Les deux parties campent sur leurs positions
Au final, les deux parties ont campé sur leurs positions. Theresa May a plaidé jeudi pour obtenir un « changement juridiquement contraignant aux termes du filet de sécurité » irlandais (ou « backstop » en anglais), la disposition incluse dans l’accord de retrait qui cristallise l’opposition des députés britanniques. Ce à quoi Jean-Claude Juncker lui a répondu, une nouvelle fois, que « les 27 ne rouvriront pas l’accord de retrait, qui est un compromis soigneusement équilibré entre l’UE et le Royaume-Uni, dans lequel les deux parties ont fourni des concessions importantes pour parvenir à un accord ».
Seul point sur lequel les Européens sont prêts à des modifications : la déclaration politique qui accompagne l’accord de retrait dans laquelle il est possible d’être « plus ambitieux en termes de contenu et de rapidité en ce qui concerne la relation future » entre l’UE et Londres, selon le communiqué.
Theresa May s’appuie sur le soutien de son Parlement en faveur d’une modification du « backstop », Juncker, lui, rappelle que tout nouveau texte devra aussi être accepté par les 27 et par le Parlement européen, très attaché à la présence d’une clause de sauvegarde sur l’Irlande.

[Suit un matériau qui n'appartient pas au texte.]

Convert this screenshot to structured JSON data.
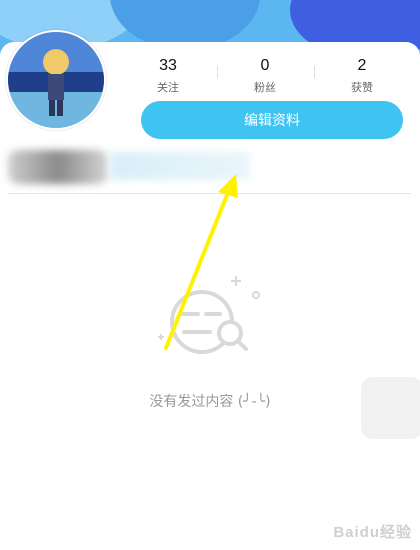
{
  "profile": {
    "stats": [
      {
        "value": "33",
        "label": "关注"
      },
      {
        "value": "0",
        "label": "粉丝"
      },
      {
        "value": "2",
        "label": "获赞"
      }
    ],
    "edit_button_label": "编辑资料"
  },
  "content": {
    "empty_text": "没有发过内容 (╯-╰)"
  },
  "watermark": {
    "text": "Baidu经验"
  },
  "colors": {
    "accent": "#3fc4f2",
    "arrow": "#fff200"
  }
}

Pour Donald Tusk, «toujours aucune percée en vue»
La visite de Theresa May s’est poursuivi jeudi, avec une rencontre avec le président du Conseil européen, Donald Tusk. Ce dernier a provoqué mercredi des remous dans la classe politique britannique en se demandant à quoi ressemble « cette place spéciale en enfer » réservée à « ceux qui ont fait la promotion du Brexit sans même l’ébauche d’un plan pour le réaliser en toute sécurité », lors d’un point presse aux côtés du Premier ministre irlandais, Leo Varadkar.
Le Polonais Donald Tusk a jugé jeudi que son entretien avec la Première ministre britannique n’avait pas permis de réaliser des progrès pour permettre une sortie ordonnée du Royaume-Uni de l’UE. « Toujours aucune percée en vue. Les discussions vont continuer », a-t-il déclaré dans un message sur son compte Twitter avec une photographie le montrant en train de raccompagner Theresa May à la fin de leurs discussions
Le piège du filet de sécurité (« backstop »)
La question irlandaise reste le principal obstacle à l’assurance d’un retrait ordonné le 29 mars. La Première ministre veut s’assurer que son pays ne sera pas « piégé » dans le « backstop », a encore expliqué jeudi une porte-parole de Downing Street.
Cette disposition a été introduite dans l’accord de retrait comme solution de dernier recours destinée à éviter le retour d’une frontière physique sur l’île d’Irlande. Elle prévoit que le Royaume-Uni resterait dans une union douanière avec l’UE, et la province britannique d’Irlande du Nord dans le marché unique pour les biens, afin d’éviter des contrôles douaniers et réglementaires physiques, si aucune autre solution n’est trouvée au cours des négociations sur la future relation entre Londres et l’UE.
Theresa May n’est pas venue à Bruxelles avec une offre déterminée. Selon Downing Street, trois changements sont envisagés sur le backstop : une limite dans le temps, une sortie unilatérale décidée par le Royaume-Uni, ou un plan proposé par des députés basé notamment sur l’utilisation de technologies pour des contrôles douaniers dématérialisés. Mais Bruxelles a déjà écarté les deux premières options par le passé et doute de la faisabilité de la troisième.
Dans une lettre adressée à la Première ministre et rendue publique jeudi matin, le leader de l’opposition britannique, Jeremy Corbyn, exprime ses doutes sur la stratégie de Theresa May. Son parti propose comme solution que le Royaume-Uni dans son ensemble intègre l’Union douanière, avec « des tarifs extérieurs communs et un accord sur la politique commerciale qui inclut un avis sur les futurs accords commerciaux de l’UE ». Une proposition fraîchement reçue par le numéro 2 du gouvernement, David Lidington, qui l’a qualifiée de « vœu pieux », lors d’une interview à la radio BBC4.